The future is stack-allocated, borrow-checked, and optimized inlined code. You can now build zero-allocation async APIs that scale — like mini Tokio runtimes or embedded async systems. Code Flow Diagram User calls async method:

  conn.query("SELECT * FROM users")
       │
       ▼

GAT resolves:

  Self::QueryFuture<'a> → impl Future<Output = QueryResult>
       │
       ▼

Compiler generates:

  Concrete future type tied to &'a self lifetime
       │
       ▼

Executor polls:

  future.poll() → returns QueryResult safely

The whole magic is that 'a — GATs make that lifetime explicit and tracked. The Real Reason This Took So Long The Rust team could have hacked async traits in 2019 (in fact, async-trait did it).
But they didn’t — because the goal wasn’t “make async traits work”, it was “make async traits work safely, efficiently, and in stable Rust.” The tricky part wasn’t async; it was lifetimes that depend on lifetimes.
GATs required redesigning the trait solver (Chalk integration), improving inference, and ensuring backward compatibility with existing trait bounds. In compiler architecture terms: GATs were a type-system foundation that enabled async traits — not a patch. The Emotional Side of It You can feel the community’s relief.
After five years of #[async_trait] macros, lifetime juggling, and nightly experiments, the ecosystem finally stabilized. Libraries like sqlx, reqwest, and tower are now actively migrating to native async traits — removing boxed futures, cutting allocations, and improving compile-time guarantees.
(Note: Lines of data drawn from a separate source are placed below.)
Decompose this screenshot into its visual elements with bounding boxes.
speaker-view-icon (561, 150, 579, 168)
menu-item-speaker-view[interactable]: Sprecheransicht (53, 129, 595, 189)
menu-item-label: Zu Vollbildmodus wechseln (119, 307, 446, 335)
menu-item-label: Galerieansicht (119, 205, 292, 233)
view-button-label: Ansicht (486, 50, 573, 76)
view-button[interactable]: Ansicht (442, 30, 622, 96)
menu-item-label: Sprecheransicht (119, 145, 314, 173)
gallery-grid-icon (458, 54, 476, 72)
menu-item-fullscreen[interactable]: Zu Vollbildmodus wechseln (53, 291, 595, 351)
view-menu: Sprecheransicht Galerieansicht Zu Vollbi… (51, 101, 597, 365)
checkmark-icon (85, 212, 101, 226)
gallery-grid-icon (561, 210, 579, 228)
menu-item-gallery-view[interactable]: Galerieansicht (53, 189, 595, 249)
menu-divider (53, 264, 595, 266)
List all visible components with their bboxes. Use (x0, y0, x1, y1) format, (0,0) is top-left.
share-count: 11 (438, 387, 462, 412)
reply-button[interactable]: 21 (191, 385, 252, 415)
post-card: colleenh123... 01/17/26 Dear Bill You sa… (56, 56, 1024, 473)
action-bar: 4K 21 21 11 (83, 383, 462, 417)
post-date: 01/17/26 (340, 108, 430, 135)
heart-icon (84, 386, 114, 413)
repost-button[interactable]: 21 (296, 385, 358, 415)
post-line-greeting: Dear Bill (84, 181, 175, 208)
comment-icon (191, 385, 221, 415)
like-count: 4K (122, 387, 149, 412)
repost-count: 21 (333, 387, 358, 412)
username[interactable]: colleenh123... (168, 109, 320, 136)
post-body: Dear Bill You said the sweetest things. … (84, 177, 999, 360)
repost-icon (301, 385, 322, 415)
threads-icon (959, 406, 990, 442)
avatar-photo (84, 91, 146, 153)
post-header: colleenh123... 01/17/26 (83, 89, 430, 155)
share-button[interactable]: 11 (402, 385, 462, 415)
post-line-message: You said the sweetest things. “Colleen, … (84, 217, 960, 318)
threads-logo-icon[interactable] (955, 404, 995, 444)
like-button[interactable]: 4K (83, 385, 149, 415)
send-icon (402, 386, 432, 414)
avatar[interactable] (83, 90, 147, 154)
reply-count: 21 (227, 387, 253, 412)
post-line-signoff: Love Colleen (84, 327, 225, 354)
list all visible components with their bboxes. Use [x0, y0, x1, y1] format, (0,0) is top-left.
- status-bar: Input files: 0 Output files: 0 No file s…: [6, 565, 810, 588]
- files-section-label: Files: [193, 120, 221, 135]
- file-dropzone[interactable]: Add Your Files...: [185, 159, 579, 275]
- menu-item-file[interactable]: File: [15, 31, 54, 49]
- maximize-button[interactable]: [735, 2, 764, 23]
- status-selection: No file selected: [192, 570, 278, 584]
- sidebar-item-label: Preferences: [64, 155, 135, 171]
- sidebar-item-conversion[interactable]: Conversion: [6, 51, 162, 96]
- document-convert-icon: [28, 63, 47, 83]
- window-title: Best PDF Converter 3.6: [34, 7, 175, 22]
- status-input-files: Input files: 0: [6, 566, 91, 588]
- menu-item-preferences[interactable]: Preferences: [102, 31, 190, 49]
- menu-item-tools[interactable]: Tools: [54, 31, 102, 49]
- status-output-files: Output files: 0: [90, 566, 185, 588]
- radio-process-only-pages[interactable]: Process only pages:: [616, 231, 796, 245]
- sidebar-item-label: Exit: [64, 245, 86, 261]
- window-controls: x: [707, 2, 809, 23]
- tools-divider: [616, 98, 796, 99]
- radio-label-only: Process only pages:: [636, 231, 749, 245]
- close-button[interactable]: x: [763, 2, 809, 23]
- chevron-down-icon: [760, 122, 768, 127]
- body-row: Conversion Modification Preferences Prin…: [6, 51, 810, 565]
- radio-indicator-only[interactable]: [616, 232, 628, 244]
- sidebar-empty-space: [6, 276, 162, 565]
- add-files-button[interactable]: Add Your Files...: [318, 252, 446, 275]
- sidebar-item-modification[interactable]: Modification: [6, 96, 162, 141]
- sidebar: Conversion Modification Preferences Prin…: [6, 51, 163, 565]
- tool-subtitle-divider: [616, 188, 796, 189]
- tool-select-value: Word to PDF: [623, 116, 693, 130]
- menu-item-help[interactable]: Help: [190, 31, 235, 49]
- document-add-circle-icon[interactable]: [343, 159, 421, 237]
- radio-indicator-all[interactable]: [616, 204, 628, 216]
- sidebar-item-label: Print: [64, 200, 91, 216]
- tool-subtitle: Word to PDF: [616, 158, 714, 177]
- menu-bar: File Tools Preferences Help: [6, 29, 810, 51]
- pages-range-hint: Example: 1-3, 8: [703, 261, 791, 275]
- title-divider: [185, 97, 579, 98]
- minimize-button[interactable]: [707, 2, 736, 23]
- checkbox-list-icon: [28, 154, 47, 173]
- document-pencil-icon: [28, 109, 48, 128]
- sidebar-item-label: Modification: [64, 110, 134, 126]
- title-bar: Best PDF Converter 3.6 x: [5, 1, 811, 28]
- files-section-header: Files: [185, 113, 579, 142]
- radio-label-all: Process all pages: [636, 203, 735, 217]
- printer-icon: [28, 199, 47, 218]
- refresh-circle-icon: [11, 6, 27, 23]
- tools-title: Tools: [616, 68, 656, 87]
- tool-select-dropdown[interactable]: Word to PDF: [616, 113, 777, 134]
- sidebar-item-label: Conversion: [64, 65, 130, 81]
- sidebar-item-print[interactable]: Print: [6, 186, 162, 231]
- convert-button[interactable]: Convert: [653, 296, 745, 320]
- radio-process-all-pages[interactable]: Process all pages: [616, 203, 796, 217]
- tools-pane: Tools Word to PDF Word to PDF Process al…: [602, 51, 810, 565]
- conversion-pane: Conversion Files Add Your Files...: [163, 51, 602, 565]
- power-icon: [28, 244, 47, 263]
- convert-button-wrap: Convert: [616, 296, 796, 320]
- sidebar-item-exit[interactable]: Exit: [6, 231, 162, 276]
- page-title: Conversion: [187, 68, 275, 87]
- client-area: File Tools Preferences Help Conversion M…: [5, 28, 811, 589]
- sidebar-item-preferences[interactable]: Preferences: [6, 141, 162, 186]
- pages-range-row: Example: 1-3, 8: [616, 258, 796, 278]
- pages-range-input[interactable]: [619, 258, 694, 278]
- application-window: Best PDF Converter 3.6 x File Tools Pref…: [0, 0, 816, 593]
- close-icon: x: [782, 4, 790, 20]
It’s one of those rare Rust stories where the pain was worth it.
The language didn’t compromise; it evolved until the type system could express the truth of the code. | Before GATs | After GATs | | ---------------------------- | ---------------------------------- | | Async traits required macros | Native async traits supported | | Boxed futures (heap allocs) | Stack-allocated, type-safe futures | | Complex lifetimes | Borrow-aware signatures | | Poor performance | Compiler-optimized futures | Final Thoughts The arrival of GATs marks a subtle but powerful shift.
They’re not just a feature — they’re a new dimension in Rust’s type system. Now, async traits are no longer magic. They’re pure Rust, borrow-checked, predictable, and fast. The compiler understands what you mean — not just what you wrote.
And that’s the ultimate Rust promise.